La loi du 19 décembre 2008, avec ses arrêtés royaux d’application, prévoit que tous les établissements qui conservent du matériel corporel humain, en ce inclus les cellules souches et le sang de cordon ombilical, doivent avoir obtenu un agrément auprès de l’Agence Fédérale des Médicaments et des Produits de Santé. La loi belge résulte de la transposition de Directives européennes. Les mêmes principes sont ainsi appliqués dans toute l’Europe.

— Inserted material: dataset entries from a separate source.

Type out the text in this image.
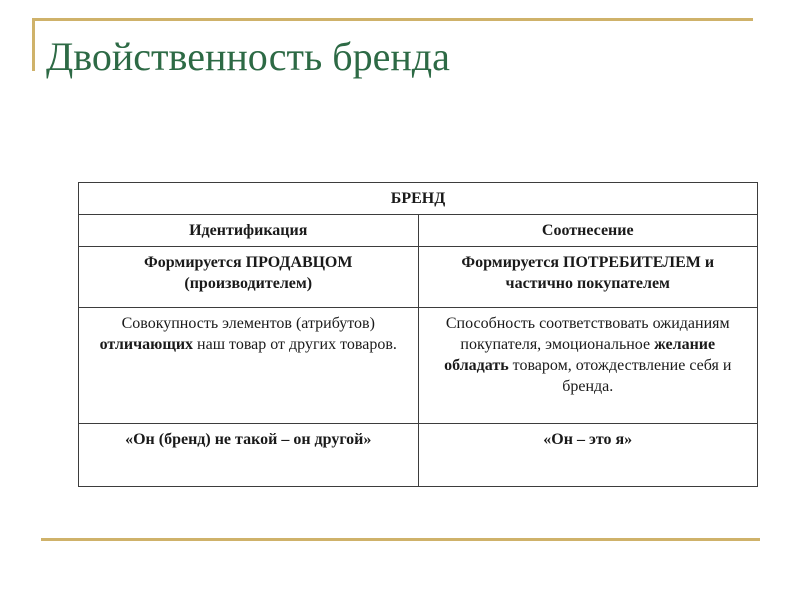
Двойственность бренда
БРЕНД	
Идентификация	Соотнесение
Формируется ПРОДАВЦОМ (производителем)	Формируется ПОТРЕБИТЕЛЕМ и частично покупателем
Совокупность элементов (атрибутов) отличающих наш товар от других товаров.	Способность соответствовать ожиданиям покупателя, эмоциональное желание обладать товаром, отождествление себя и бренда.

«Он (бренд) не такой – он другой»	«Он – это я»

L’AFMPS est chargée de faire respecter les modalités prévues par la loi. Les établissements qui conservent du sang de cordon ombilical, qu’ils soient publics ou privés, devront non seulement répondre aux mêmes standards de qualité mais aussi mettre à disposition du plus grand nombre les prélèvements de sang de cordon ombilical détenus pour un usage allogénique. Ces établissements feront l’objet d’une inspection préalable à l’octroi de l’agrément. La nouvelle loi comble aussi un vide juridique en ce qui concerne les établissements privés qui conservaient du sang de cordon ombilical, et pour lesquels aucune législation pertinente n’était applicable. Ce vide juridique était la conséquence de l’annulation en 2005 d’un arrêté royal du 23 décembre 2002.

En Belgique il existe un registre qui collecte les informations venant de banques publiques de cellules souches hématopoïétiques et de sang de cordon ombilical, il s’agit du Marrow Donor Program Belgium – Registry. Son rapport annuel de 2008 renseigne que 6705 sang de cordon ombilical étaient conservés en 2008 dans les banques de sang de cordon. Par ailleurs, à la fin 2008 on comptait 47 477 donneurs de moelle osseuse dont 50% étaient typés pour les groupes tissulaires (HLA). Le rapport annuel est disponible en ligne via le site de la Croix rouge de Belgique. Les activités du registre sont actuellement financées en grande partie par l’Institut national de maladie-invalidité (INAMI).

Pour terminer, je voudrais rappeler que le plan cancer mis en place a prévu un financement de banques de cellules souches hématopoïétiques et de sang de cordon ombilical. Ce financement vise à rencontrer une revendication légitime et à soutenir l’action de ces banques publiques à visée allogénique. La conservation du sang de cordon ombilical se fait gratuitement dans ces établissements. Au total une douzaine d’établissements bénéficient de ce financement.